Sarah Peillon : « Nous ne pouvons plus travailler dans les conditions actuelles » !

Publié le 28/04/2022 - mis à jour le 28/04/2022 à 8H53
Droit, juge
Marta Sher/AdobeStock

Devant le manque de données sur la charge réelle de travail des juges d’instruction, l’Association française des magistrats instructeurs vient de réaliser une enquête sur ce thème. Le questionnaire envoyé aux juges d’instruction français durant l’été 2021 a connu un taux de réponses de 50 %, montrant le besoin d’une profession discrète de s’exprimer sur la dégradation de ses conditions de travail. Sarah Peillon, secrétaire générale de l’AFMI, est revenue sur l’impact de l’augmentation de la charge de travail, tant sur la qualité du travail rendu que sur le sentiment de désespoir des justiciables qui voient les délais d’instruction augmenter.

Actu-juridique : Les juges d’instruction sont plutôt discrets. Il est rare de les entendre se plaindre de leurs conditions de travail. Est-ce propre à l’essence même de leur métier ?

Sarah Peillon : De manière générale, l’ensemble des magistrats n’a pas tendance à s’exprimer dans les médias, et les juges d’instruction sont d’autant plus concernés par ce « devoir de réserve » que cela fait partie de leurs fonctions, compte tenu du secret de l’instruction. Mais notre expression dans l’enquête sur la charge de travail ne relève pas de ce secret, puisque nous ne sommes pas dans le cadre d’un dossier. L’objectif est de pouvoir nous exprimer sur nos conditions de travail. Nous avons tout à fait le droit de le faire. Cela nous apparaît important que ces problématiques soient connues de l’opinion publique.
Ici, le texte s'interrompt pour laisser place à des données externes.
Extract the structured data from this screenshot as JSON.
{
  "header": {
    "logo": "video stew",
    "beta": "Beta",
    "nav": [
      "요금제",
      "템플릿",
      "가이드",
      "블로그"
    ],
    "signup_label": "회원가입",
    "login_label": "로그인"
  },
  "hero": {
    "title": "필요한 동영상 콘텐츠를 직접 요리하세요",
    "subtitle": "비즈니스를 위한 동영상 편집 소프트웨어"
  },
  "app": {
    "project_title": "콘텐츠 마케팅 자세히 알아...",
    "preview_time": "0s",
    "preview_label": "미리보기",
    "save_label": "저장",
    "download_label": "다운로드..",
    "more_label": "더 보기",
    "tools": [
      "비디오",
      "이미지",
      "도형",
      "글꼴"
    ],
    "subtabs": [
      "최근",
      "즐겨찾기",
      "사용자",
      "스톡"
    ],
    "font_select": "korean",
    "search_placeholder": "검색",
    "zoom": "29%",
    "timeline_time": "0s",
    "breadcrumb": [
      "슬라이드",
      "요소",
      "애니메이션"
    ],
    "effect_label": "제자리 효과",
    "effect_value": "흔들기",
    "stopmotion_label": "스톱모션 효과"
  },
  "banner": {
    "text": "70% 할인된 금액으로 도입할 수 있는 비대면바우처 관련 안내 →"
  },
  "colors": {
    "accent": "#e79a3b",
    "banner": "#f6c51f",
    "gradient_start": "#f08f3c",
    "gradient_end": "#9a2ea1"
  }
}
AJ : Votre enquête traduit un besoin criant de parler de vos conditions de travail. En réalité, il n’y avait quasiment pas de chiffres sur la réalité de votre quotidien de juge d’instruction. Comment est-ce possible ?

Sarah Peillon : Depuis des années, nous militons pour obtenir des chiffres actualisés, parce que les seuls chiffres qui existaient jusqu’à présent sur l’état de la charge de travail des juges d’instruction, n’étaient en réalité pas « officiels » : ils relevaient d’un rapport d’étape rendu par un groupe de travail en 2014, mais ce rapport n’a pas été finalisé.

Dès leur publication en 2014, nous avons cependant dénoncé leur décalage total avec la réalité du terrain, car pour évaluer notre charge de travail, les membres de ce groupe de travail se basaient sur un seul critère : le nombre supplémentaire de dossiers par an. En réalité, ce critère unique n’est pas du tout déterminant pour évaluer l’ensemble de la charge de travail d’un juge d’instruction. Et au-delà de ce seul critère, le nombre d’ouverture de dossiers était lui-même en complet décalage, puisque le rapport parlait de 60 à 80 ouvertures de dossiers par an pour un cabinet normal.

AJ : D’où vient ce décalage selon vous ?

Sarah Peillon : Plusieurs critères entrent en compte. Ils se sont basés sur des chiffres, des remontées de statistiques, que l’on a toujours perçus comme peu fiables. Ils n’ont jamais eu les bonnes remontées qui permettaient d’évaluer convenablement notre charge de travail, car ils se basaient sur des logiciels qui ne comptabilisent que le nombre d’ouverture de dossiers, sans avoir d’autres chiffres à leur connaissance.

AJ : Avec cette enquête, vous corrigez le tir en interrogeant les magistrats instructeurs, qui ont répondu à plus de 50 %. Vous montrez que d’autres critères sont à prendre en compte…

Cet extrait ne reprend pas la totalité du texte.